Emerson’s path to playing pipe organs professionally began when she was in grammar school and watched her brother practicing the piano at home in York. She sat at the piano too, to imitate him at first, but later to play the instrument herself. Her mother plays flute, and Emerson started taking flute lessons as well. By her early teens, she was singing in a children’s choir and was learning the pipe organ through the Young Organist Collaborative, based at St. John’s Episcopal Church in Portsmouth, New Hampshire. The program is aimed at developing new generations of organists. She also played flute in the Portland Youth Symphony Orchestra, which is what she was doing when she shared the stage with Cornils and Kotzschmar.
It was through the Young Organist Collaborative that Emerson met Cornils. She began taking lessons from Cornils and worked with him until she graduated from York High School and left Maine to attend Oberlin College and Conservatory in Ohio, also Cornils’ alma mater. There she got two bachelor’s degrees in organ performance and French.
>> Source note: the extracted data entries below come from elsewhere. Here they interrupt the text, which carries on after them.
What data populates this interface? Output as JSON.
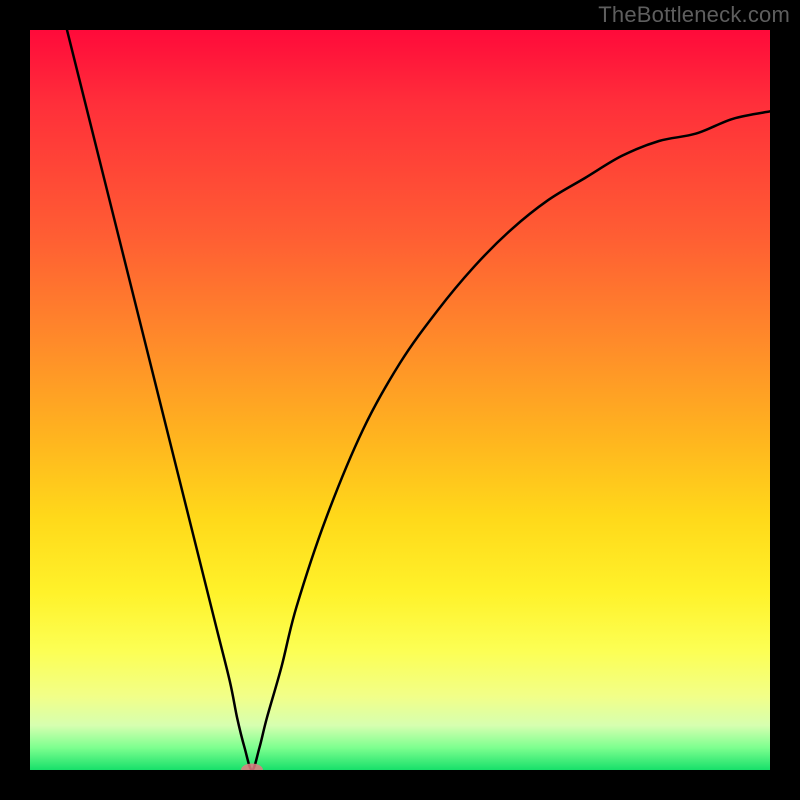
{
  "watermark": "TheBottleneck.com",
  "colors": {
    "frame": "#000000",
    "curve": "#000000",
    "marker": "#e47a82",
    "watermark_text": "#5e5e5e",
    "gradient_stops": [
      "#ff0a3a",
      "#ff5e33",
      "#ffb41f",
      "#fff22a",
      "#f2ff88",
      "#17e06a"
    ]
  },
  "chart_data": {
    "type": "line",
    "title": "",
    "xlabel": "",
    "ylabel": "",
    "xlim": [
      0,
      100
    ],
    "ylim": [
      0,
      100
    ],
    "grid": false,
    "legend": false,
    "note": "Unlabeled axes; values are estimated from pixel geometry. y≈100 at top edge of plot area, y≈0 at bottom.",
    "series": [
      {
        "name": "curve",
        "x": [
          5,
          10,
          15,
          20,
          25,
          27,
          28,
          29,
          30,
          31,
          32,
          34,
          36,
          40,
          45,
          50,
          55,
          60,
          65,
          70,
          75,
          80,
          85,
          90,
          95,
          100
        ],
        "y": [
          100,
          80,
          60,
          40,
          20,
          12,
          7,
          3,
          0,
          3,
          7,
          14,
          22,
          34,
          46,
          55,
          62,
          68,
          73,
          77,
          80,
          83,
          85,
          86,
          88,
          89
        ]
      }
    ],
    "marker": {
      "x": 30,
      "y": 0,
      "label": ""
    }
  }
}
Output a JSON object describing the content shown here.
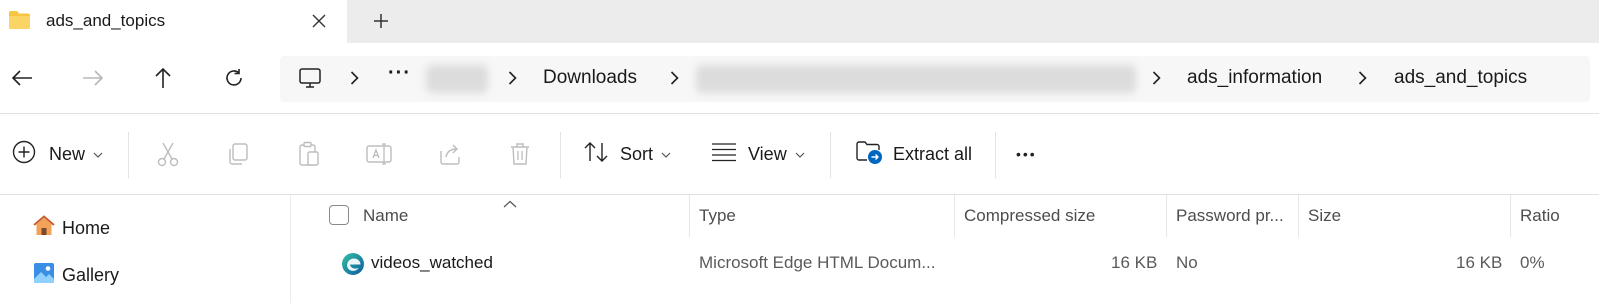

Also at Oberlin, she got to study with visiting professor Olivier Latry, organist of Notre-Dame Cathedral in Paris. In 2015, she received a prestigious Fulbright grant to study in Toulouse, France – putting her French to use – and got a master’s degree in organ in 2020 at the Hochschule für Musik und Darstellende Kunst in Germany. Besides winning the American Guild of Organists competition, Emerson won or placed highly in several other U.S. and European competitions or music conferences, paving the way for her to book paying organ gigs around the world.
“She made herself available and open to working with the top people,” Cornils said of Emerson’s studying with Latry, and in Europe. “She has played with great musicians and has really flourished.”
Emerson’s parents, Bill and Susan Emerson, still live in York. Her father retired from the Portsmouth Naval Shipyard and her mother runs an occupational therapy business. She says she gets to come home fairly often, since she travels regularly to concerts and can usually find a way to take a side trip to Maine.
Emerson has also worked as an organist and with choirs at various churches and gives private lessons. As part of those lessons, she focuses on injury prevention, because playing a pipe organ requires strenuously working fingers, wrists, feet and leg muscles, for the pedals.
She met her husband, David Brown, while playing at a church in Cincinnati, Ohio, a few years ago. A native of Australia, Brown builds and maintains pipe organs and happened to be working on the one Emerson was to play. They’ve been married for about 18 months.
“We dovetail well. It’s nice that when I’m playing I can have another pair of ears in the room that I trust,” Emerson said.